Registration/Control utility for applications launched through a runtime-engine, e.g containers
MIT License
9 stars 5 forks source link

VSock communication on firecracker side in sci #106

Closed m-kat closed 1 year ago

m-kat commented 1 year ago

Implements guest communication for #87

m-kat commented 1 year ago

@schaefi This implements sci communication, it took me some time but I found this VSOCK communication library which simplifies the whole thing a lot. When it comes to the pilot side we need to agree on one when the command is running in resume mode, are we daemon-ising the firecracker instance or running in the background in the current shell?

schaefi commented 1 year ago

@schaefi This implements sci communication, it took me some time but I found this VSOCK communication library which simplifies the whole thing a lot.

yes looks great, thanks. Something to double check, does the static binary still work ? I'm asking because sometimes new dependencies causes the static build to compile but at runtime an opcode or symbol is missing.
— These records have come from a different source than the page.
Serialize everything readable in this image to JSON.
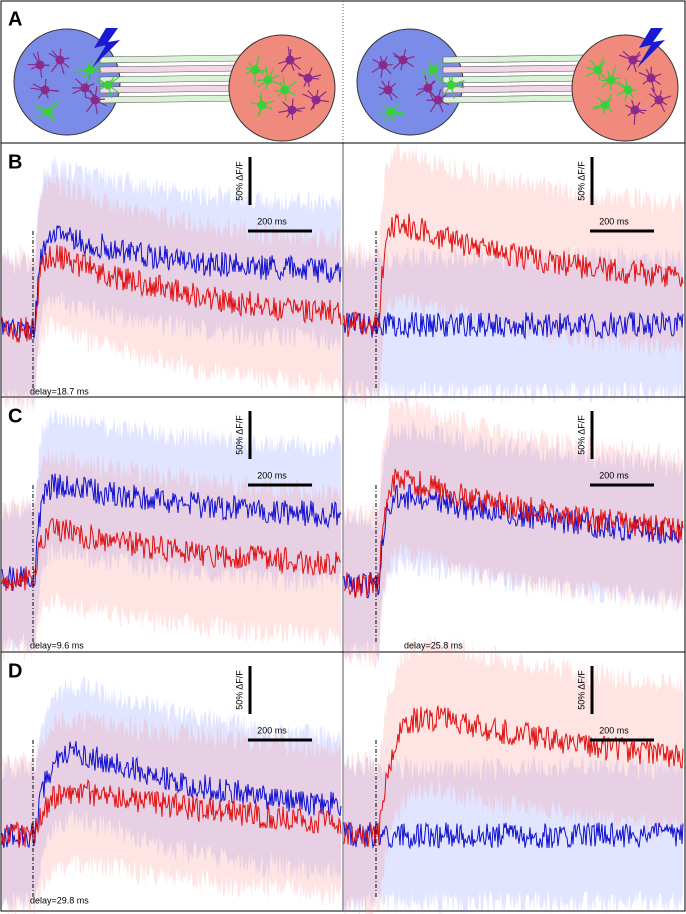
{
  "panels": [
    {
      "label": "A"
    },
    {
      "label": "B",
      "subplots": [
        {
          "scale_y": "50% ΔF/F",
          "scale_x": "200 ms",
          "delay": "delay=18.7 ms"
        },
        {
          "scale_y": "50% ΔF/F",
          "scale_x": "200 ms"
        }
      ]
    },
    {
      "label": "C",
      "subplots": [
        {
          "scale_y": "50% ΔF/F",
          "scale_x": "200 ms",
          "delay": "delay=9.6 ms"
        },
        {
          "scale_y": "50% ΔF/F",
          "scale_x": "200 ms",
          "delay": "delay=25.8 ms"
        }
      ]
    },
    {
      "label": "D",
      "subplots": [
        {
          "scale_y": "50% ΔF/F",
          "scale_x": "200 ms",
          "delay": "delay=29.8 ms"
        },
        {
          "scale_y": "50% ΔF/F",
          "scale_x": "200 ms"
        }
      ]
    }
  ]
}
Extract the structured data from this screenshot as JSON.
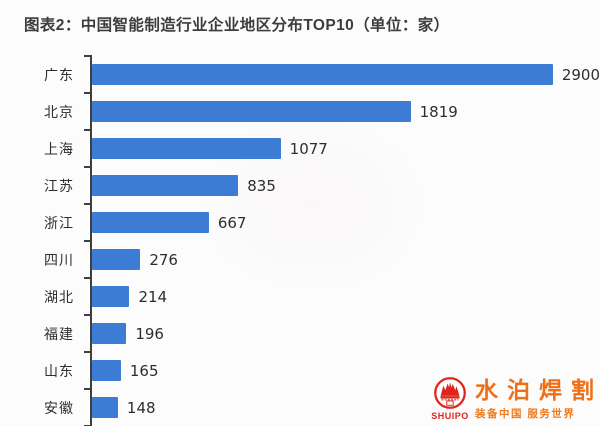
{
  "title": "图表2：中国智能制造行业企业地区分布TOP10（单位：家）",
  "chart_data": {
    "type": "bar",
    "orientation": "horizontal",
    "title": "图表2：中国智能制造行业企业地区分布TOP10（单位：家）",
    "unit_label": "单位：家",
    "categories": [
      "广东",
      "北京",
      "上海",
      "江苏",
      "浙江",
      "四川",
      "湖北",
      "福建",
      "山东",
      "安徽"
    ],
    "values": [
      2900,
      1819,
      1077,
      835,
      667,
      276,
      214,
      196,
      165,
      148
    ],
    "xlim": [
      0,
      2900
    ],
    "grid": false,
    "value_labels": true,
    "bar_color": "#3c7cd4",
    "axis_color": "#3f3f3f",
    "label_color": "#2f2f2f",
    "value_color": "#2e2e2e"
  },
  "watermark": {
    "brand_cn": "水泊焊割",
    "brand_en": "SHUIPO",
    "tagline": "装备中国 服务世界",
    "logo_red": "#e0251c",
    "text_orange": "#ef6f16"
  }
}
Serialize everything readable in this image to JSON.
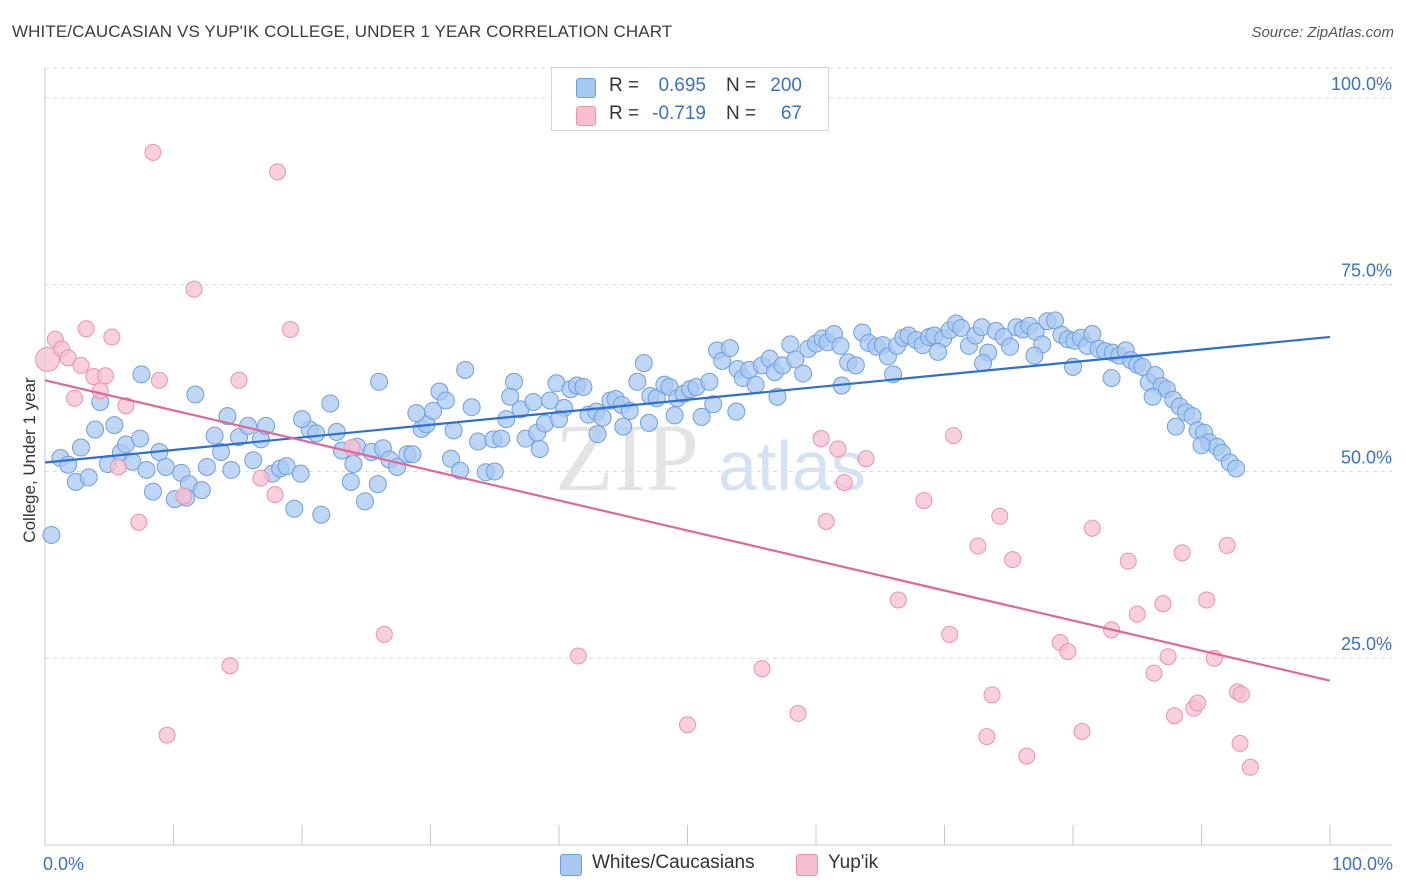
{
  "header": {
    "title": "WHITE/CAUCASIAN VS YUP'IK COLLEGE, UNDER 1 YEAR CORRELATION CHART",
    "source": "Source: ZipAtlas.com"
  },
  "watermark": {
    "zip": "ZIP",
    "atlas": "atlas"
  },
  "legend": {
    "rows": [
      {
        "r_label": "R =",
        "r_value": "0.695",
        "n_label": "N =",
        "n_value": "200"
      },
      {
        "r_label": "R =",
        "r_value": "-0.719",
        "n_label": "N =",
        "n_value": "67"
      }
    ]
  },
  "bottom_legend": {
    "series1": "Whites/Caucasians",
    "series2": "Yup'ik"
  },
  "colors": {
    "blue_fill": "#a9c8f0",
    "blue_stroke": "#6e9fe0",
    "blue_line": "#2f6fd0",
    "pink_fill": "#f6bfd0",
    "pink_stroke": "#ec92ae",
    "pink_line": "#e0679a",
    "tick_label": "#3a72c8",
    "grid": "#dcdcdc"
  },
  "chart_data": {
    "type": "scatter",
    "title": "WHITE/CAUCASIAN VS YUP'IK COLLEGE, UNDER 1 YEAR CORRELATION CHART",
    "xlabel": "",
    "ylabel": "College, Under 1 year",
    "xlim": [
      0,
      100
    ],
    "ylim": [
      0,
      104
    ],
    "x_tick_labels": [
      "0.0%",
      "100.0%"
    ],
    "y_ticks": [
      {
        "value": 25,
        "label": "25.0%"
      },
      {
        "value": 50,
        "label": "50.0%"
      },
      {
        "value": 75,
        "label": "75.0%"
      },
      {
        "value": 100,
        "label": "100.0%"
      }
    ],
    "grid": true,
    "series": [
      {
        "name": "Whites/Caucasians",
        "r": 0.695,
        "n": 200,
        "trend": {
          "x": [
            0,
            100
          ],
          "y": [
            51.2,
            68.0
          ]
        },
        "points": [
          [
            0.5,
            41.5
          ],
          [
            1.2,
            51.8
          ],
          [
            1.8,
            50.9
          ],
          [
            2.4,
            48.6
          ],
          [
            2.8,
            53.2
          ],
          [
            3.4,
            49.2
          ],
          [
            3.9,
            55.6
          ],
          [
            4.3,
            59.3
          ],
          [
            4.9,
            51.0
          ],
          [
            5.4,
            56.2
          ],
          [
            5.9,
            52.5
          ],
          [
            6.3,
            53.6
          ],
          [
            6.8,
            51.3
          ],
          [
            7.4,
            54.4
          ],
          [
            7.9,
            50.2
          ],
          [
            8.4,
            47.3
          ],
          [
            8.9,
            52.6
          ],
          [
            9.4,
            50.6
          ],
          [
            10.1,
            46.3
          ],
          [
            10.6,
            49.8
          ],
          [
            11.2,
            48.3
          ],
          [
            11.7,
            60.3
          ],
          [
            12.2,
            47.5
          ],
          [
            12.6,
            50.6
          ],
          [
            13.2,
            54.8
          ],
          [
            13.7,
            52.6
          ],
          [
            14.2,
            57.4
          ],
          [
            14.5,
            50.2
          ],
          [
            15.1,
            54.6
          ],
          [
            15.8,
            56.1
          ],
          [
            16.2,
            51.5
          ],
          [
            16.8,
            54.3
          ],
          [
            17.2,
            56.1
          ],
          [
            17.7,
            49.7
          ],
          [
            18.3,
            50.4
          ],
          [
            18.8,
            50.7
          ],
          [
            19.4,
            45.0
          ],
          [
            19.9,
            49.7
          ],
          [
            20.6,
            55.6
          ],
          [
            21.1,
            55.1
          ],
          [
            21.5,
            44.2
          ],
          [
            22.2,
            59.1
          ],
          [
            22.7,
            55.3
          ],
          [
            23.1,
            52.8
          ],
          [
            23.8,
            48.6
          ],
          [
            24.3,
            53.3
          ],
          [
            24.9,
            46.0
          ],
          [
            25.4,
            52.6
          ],
          [
            25.9,
            48.3
          ],
          [
            26.3,
            53.1
          ],
          [
            26.8,
            51.6
          ],
          [
            27.4,
            50.6
          ],
          [
            28.2,
            52.3
          ],
          [
            28.6,
            52.3
          ],
          [
            29.3,
            55.7
          ],
          [
            29.7,
            56.3
          ],
          [
            30.2,
            58.1
          ],
          [
            30.7,
            60.7
          ],
          [
            31.2,
            59.5
          ],
          [
            31.6,
            51.7
          ],
          [
            32.3,
            50.1
          ],
          [
            32.7,
            63.6
          ],
          [
            33.2,
            58.6
          ],
          [
            33.7,
            54.0
          ],
          [
            34.3,
            49.9
          ],
          [
            34.9,
            54.3
          ],
          [
            35.5,
            54.4
          ],
          [
            35.9,
            57.0
          ],
          [
            36.5,
            62.0
          ],
          [
            37.0,
            58.3
          ],
          [
            37.4,
            54.4
          ],
          [
            38.0,
            59.3
          ],
          [
            38.3,
            55.2
          ],
          [
            38.9,
            56.4
          ],
          [
            39.3,
            59.5
          ],
          [
            39.8,
            61.8
          ],
          [
            40.4,
            58.5
          ],
          [
            40.9,
            61.0
          ],
          [
            41.4,
            61.5
          ],
          [
            41.9,
            61.3
          ],
          [
            42.3,
            57.6
          ],
          [
            42.9,
            58.0
          ],
          [
            43.4,
            57.2
          ],
          [
            44.0,
            59.5
          ],
          [
            44.4,
            59.7
          ],
          [
            44.9,
            58.9
          ],
          [
            45.5,
            58.1
          ],
          [
            46.1,
            62.0
          ],
          [
            46.6,
            64.5
          ],
          [
            47.1,
            60.1
          ],
          [
            47.6,
            59.8
          ],
          [
            48.2,
            61.6
          ],
          [
            48.6,
            61.3
          ],
          [
            49.2,
            59.8
          ],
          [
            49.7,
            60.4
          ],
          [
            50.2,
            61.0
          ],
          [
            50.7,
            61.3
          ],
          [
            51.1,
            57.3
          ],
          [
            51.7,
            62.0
          ],
          [
            52.3,
            66.2
          ],
          [
            52.7,
            64.8
          ],
          [
            53.3,
            66.5
          ],
          [
            53.9,
            63.7
          ],
          [
            54.3,
            62.5
          ],
          [
            54.8,
            63.6
          ],
          [
            55.3,
            61.6
          ],
          [
            55.8,
            64.2
          ],
          [
            56.4,
            65.1
          ],
          [
            56.8,
            63.3
          ],
          [
            57.4,
            64.2
          ],
          [
            58.0,
            67.0
          ],
          [
            58.4,
            65.0
          ],
          [
            59.0,
            63.1
          ],
          [
            59.4,
            66.4
          ],
          [
            60.0,
            67.1
          ],
          [
            60.5,
            67.8
          ],
          [
            60.9,
            67.3
          ],
          [
            61.4,
            68.4
          ],
          [
            61.9,
            66.8
          ],
          [
            62.5,
            64.6
          ],
          [
            63.1,
            64.2
          ],
          [
            63.6,
            68.6
          ],
          [
            64.1,
            67.2
          ],
          [
            64.7,
            66.7
          ],
          [
            65.2,
            66.9
          ],
          [
            65.6,
            65.4
          ],
          [
            66.3,
            66.8
          ],
          [
            66.8,
            67.9
          ],
          [
            67.2,
            68.2
          ],
          [
            67.8,
            67.6
          ],
          [
            68.3,
            66.9
          ],
          [
            68.8,
            68.0
          ],
          [
            69.2,
            68.2
          ],
          [
            69.9,
            67.8
          ],
          [
            70.4,
            68.9
          ],
          [
            70.9,
            69.8
          ],
          [
            71.3,
            69.2
          ],
          [
            71.9,
            66.8
          ],
          [
            72.4,
            68.2
          ],
          [
            72.9,
            69.3
          ],
          [
            73.4,
            65.9
          ],
          [
            74.0,
            68.8
          ],
          [
            74.6,
            68.0
          ],
          [
            75.1,
            66.7
          ],
          [
            75.6,
            69.3
          ],
          [
            76.1,
            69.0
          ],
          [
            76.6,
            69.5
          ],
          [
            77.1,
            68.7
          ],
          [
            77.6,
            67.0
          ],
          [
            78.0,
            70.1
          ],
          [
            78.6,
            70.2
          ],
          [
            79.1,
            68.3
          ],
          [
            79.6,
            67.7
          ],
          [
            80.1,
            67.5
          ],
          [
            80.6,
            67.9
          ],
          [
            81.1,
            66.8
          ],
          [
            81.5,
            68.4
          ],
          [
            82.0,
            66.4
          ],
          [
            82.5,
            66.1
          ],
          [
            83.1,
            65.9
          ],
          [
            83.6,
            65.5
          ],
          [
            84.1,
            66.2
          ],
          [
            84.5,
            64.9
          ],
          [
            85.0,
            64.3
          ],
          [
            85.4,
            64.0
          ],
          [
            85.9,
            61.9
          ],
          [
            86.4,
            62.9
          ],
          [
            86.9,
            61.4
          ],
          [
            87.3,
            61.0
          ],
          [
            87.8,
            59.6
          ],
          [
            88.3,
            58.7
          ],
          [
            88.8,
            57.9
          ],
          [
            89.3,
            57.4
          ],
          [
            89.7,
            55.5
          ],
          [
            90.2,
            55.2
          ],
          [
            90.6,
            53.9
          ],
          [
            91.2,
            53.3
          ],
          [
            91.6,
            52.5
          ],
          [
            92.2,
            51.2
          ],
          [
            92.7,
            50.4
          ],
          [
            7.5,
            63.0
          ],
          [
            11.0,
            46.5
          ],
          [
            20.0,
            57.0
          ],
          [
            26.0,
            62.0
          ],
          [
            28.9,
            57.8
          ],
          [
            31.8,
            55.5
          ],
          [
            36.2,
            60.0
          ],
          [
            40.0,
            57.0
          ],
          [
            45.0,
            56.0
          ],
          [
            52.0,
            59.0
          ],
          [
            57.0,
            60.0
          ],
          [
            62.0,
            61.5
          ],
          [
            66.0,
            63.0
          ],
          [
            69.5,
            66.0
          ],
          [
            73.0,
            64.5
          ],
          [
            77.0,
            65.5
          ],
          [
            80.0,
            64.0
          ],
          [
            83.0,
            62.5
          ],
          [
            86.2,
            60.0
          ],
          [
            88.0,
            56.0
          ],
          [
            90.0,
            53.5
          ],
          [
            35.0,
            50.0
          ],
          [
            24.0,
            51.0
          ],
          [
            38.5,
            53.0
          ],
          [
            43.0,
            55.0
          ],
          [
            47.0,
            56.5
          ],
          [
            49.0,
            57.5
          ],
          [
            53.8,
            58.0
          ]
        ]
      },
      {
        "name": "Yup'ik",
        "r": -0.719,
        "n": 67,
        "trend": {
          "x": [
            0,
            100
          ],
          "y": [
            62.2,
            22.0
          ]
        },
        "points": [
          [
            0.2,
            65.0
          ],
          [
            0.8,
            67.7
          ],
          [
            1.3,
            66.4
          ],
          [
            1.8,
            65.2
          ],
          [
            2.3,
            59.8
          ],
          [
            2.8,
            64.2
          ],
          [
            3.2,
            69.1
          ],
          [
            3.8,
            62.7
          ],
          [
            4.3,
            60.8
          ],
          [
            4.7,
            62.8
          ],
          [
            5.2,
            68.0
          ],
          [
            5.7,
            50.6
          ],
          [
            6.3,
            58.8
          ],
          [
            7.3,
            43.2
          ],
          [
            8.4,
            92.7
          ],
          [
            8.9,
            62.2
          ],
          [
            9.5,
            14.7
          ],
          [
            10.8,
            46.7
          ],
          [
            11.6,
            74.4
          ],
          [
            14.4,
            24.0
          ],
          [
            15.1,
            62.2
          ],
          [
            16.8,
            49.1
          ],
          [
            17.9,
            46.9
          ],
          [
            18.1,
            90.1
          ],
          [
            19.1,
            69.0
          ],
          [
            23.9,
            53.2
          ],
          [
            26.4,
            28.2
          ],
          [
            41.5,
            25.3
          ],
          [
            50.0,
            16.1
          ],
          [
            55.8,
            23.6
          ],
          [
            58.6,
            17.6
          ],
          [
            60.4,
            54.4
          ],
          [
            60.8,
            43.3
          ],
          [
            61.7,
            53.0
          ],
          [
            62.2,
            48.5
          ],
          [
            63.9,
            51.7
          ],
          [
            66.4,
            32.8
          ],
          [
            68.4,
            46.1
          ],
          [
            70.4,
            28.2
          ],
          [
            70.7,
            54.8
          ],
          [
            72.6,
            40.0
          ],
          [
            73.3,
            14.5
          ],
          [
            73.7,
            20.1
          ],
          [
            74.3,
            44.0
          ],
          [
            75.3,
            38.2
          ],
          [
            76.4,
            11.9
          ],
          [
            79.0,
            27.1
          ],
          [
            79.6,
            25.9
          ],
          [
            80.7,
            15.2
          ],
          [
            81.5,
            42.4
          ],
          [
            83.0,
            28.8
          ],
          [
            84.3,
            38.0
          ],
          [
            85.0,
            30.9
          ],
          [
            86.3,
            23.0
          ],
          [
            87.0,
            32.3
          ],
          [
            87.4,
            25.2
          ],
          [
            87.9,
            17.3
          ],
          [
            88.5,
            39.1
          ],
          [
            89.4,
            18.3
          ],
          [
            89.7,
            19.0
          ],
          [
            90.4,
            32.8
          ],
          [
            91.0,
            25.0
          ],
          [
            92.0,
            40.1
          ],
          [
            92.8,
            20.5
          ],
          [
            93.0,
            13.6
          ],
          [
            93.1,
            20.2
          ],
          [
            93.8,
            10.4
          ]
        ]
      }
    ]
  }
}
When it comes to the pilot side we need to agree on one when the command is running in resume mode, are we daemon-ising the firecracker instance or running in the background in the current shell?

I would daemon-ising it

m-kat commented 1 year ago

The static linking is still working not only linking

schaefi commented 1 year ago

@m-kat so I wanted to give this change a try and did the following setup:

flake-ctl firecracker pull --name leap --kis-image https://download.opensuse.org/repositories/home:/marcus.schaefer:/delta_containers/images/firecracker-basesystem.x86_64.tar.xz
flake-ctl firecracker register --vm leap --app /home/ms/mybash --target /bin/bash --overlay-size 20GiB

Next I compiled the new sci binary with your changes and put it into the rootfs

cd /var/lib/firecracker/images/leap 
mount rootfs /mnt
cp sci /mnt/usr/sbin/sci
umount /mnt

Next I edited the flake: vi /usr/share/flakes/mybash.yaml and added:

boot_args:
        ...
        - sci_resume=1

Next I called /home/ms/mybash and got the following output (with export PILOT_DEBUG=1) I stripped not relevant data

....
{"vcpu_count":2,"mem_size_mib":4096},"vsock":{"guest_cid":3,"uds_path":"/run/sci_cmd_25371.sock"}}

...
[2023-06-12T21:03:30Z DEBUG sci::defaults] Binding guest CID 2 on port 52
...

Please note, the "Binding guest..." message I have added to your code to get some info prior any connection. The system is now in the loop waiting at:

match VsockListener::bind_with_cid_port(vsock::VMADDR_CID_HOST, defaults::VM_PORT) {
    Ok(listener)=>{
        // main loop
        loop {
            match listener.accept() {

So far so good. Now I wanted to test the connection and on my host I called

sudo socat - UNIX-CONNECT:/run/sci_cmd_25371.sock
CONNECT 52

But nothing happens. I assume you get this working somehow and I'm running out of ideas what could be wrong ?

Thanks much

m-kat commented 1 year ago

@schaefi I'm curently looking into it, it seems that the vhost kernel module is not always loaded, will let you know when I solve it.

m-kat commented 1 year ago

@schaefi I have fixed some issues in the last commit and made additional PR for the fix with CID, when both PR's will be merged your test will work.